To assess the model's accuracy, you can use the `evaluation(model, inputs, outputs)` function.


In [52]:
def evaluation(model, inputs, outputs):
  _, A_2 = model.predict(inputs)
  prediction = (A_2 > 0.5)
  return np.mean(prediction == outputs) * 100

input_size = X_train.shape[0]
hidden_size = pow(10,3)
output_size = 1


model = Model(input_size , hidden_size, output_size)
model.fit(X_train, y_train, learning_rate = 0.1, epochs = 200)

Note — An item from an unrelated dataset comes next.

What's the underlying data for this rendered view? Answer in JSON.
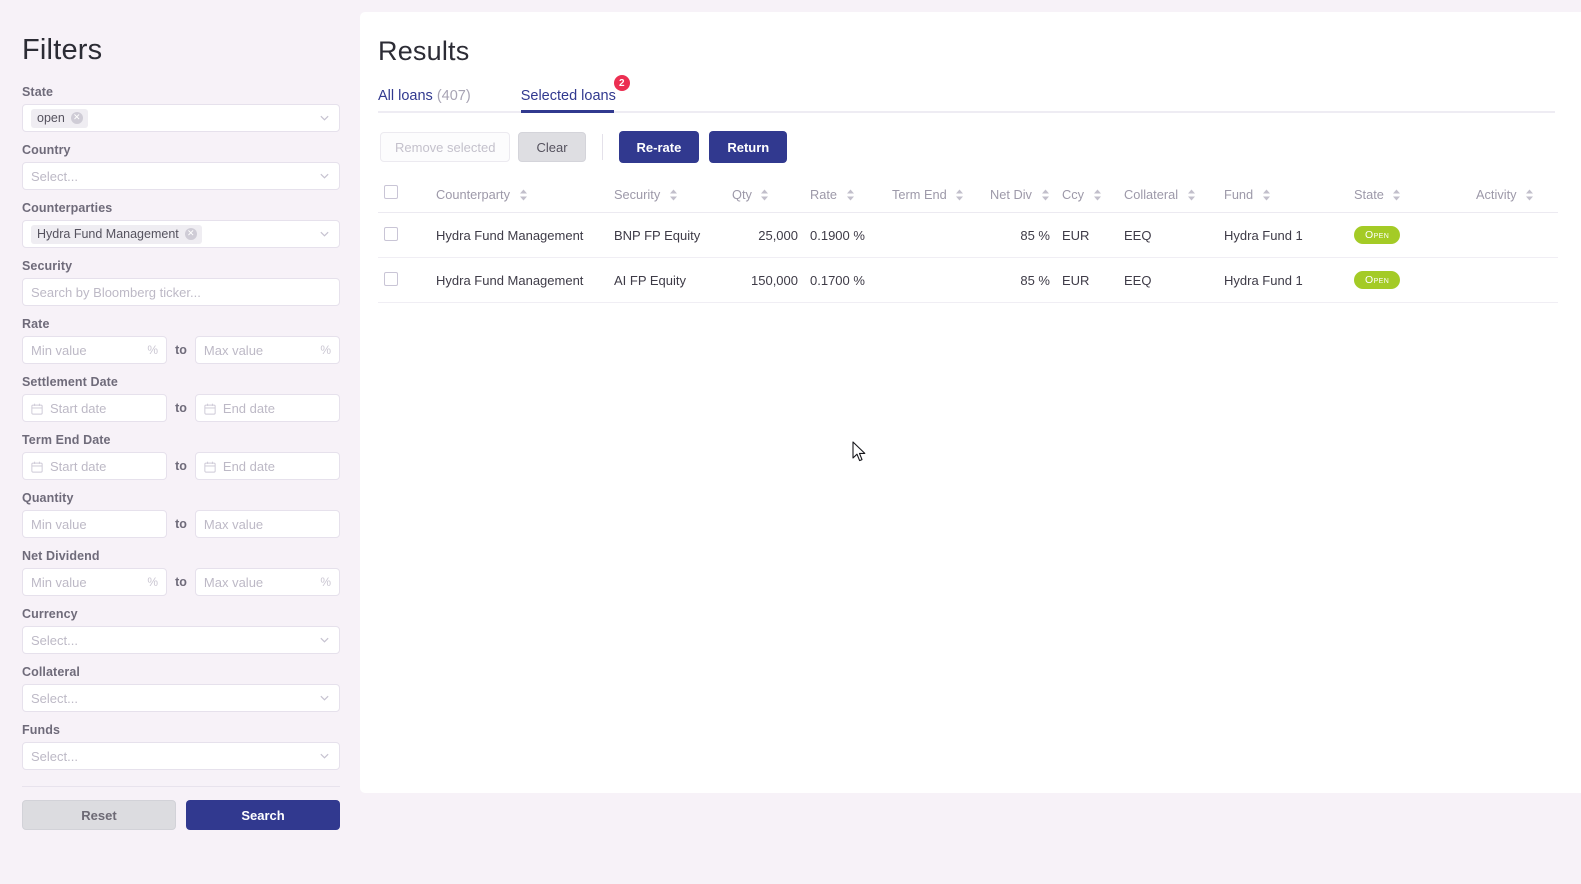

accuracy  = evaluation(model, X_validation, y_validation)
print(f"Your model accuracy on the given set: {round(accuracy , 2)}%") 

  return 1 / (1 + np.exp(-x))


Your model accuracy on the given set: 78.36%


## Prediction on Test Data and Output

Finally, you need to compute the model's output for the test samples. First, obtain the model's output on the test data, and then if the model predicts a higher probability that an individual has diabetes (output greater than `0.5`), classify the individual as diabetic; otherwise, classify them as non-diabetic.

Therefore, in the `prediction` variable, which is a NumPy array, you will have `True` and `False` values. Note that this variable will also be evaluated by the grading system.


In [51]:
#accuracy  = evaluation(model,test_data_numpy , )
#print(f"Your model accuracy on the given set: {round(accuracy , 2)}%") 

## Assignment Grading Procedure

The accuracy of your model on the test data, specifically the `prediction` variable, will also be evaluated, with a minimum acceptable accuracy of **65%**.

Additionally, the `test_data` DataFrame will be checked to ensure the correctness of your data normalization process.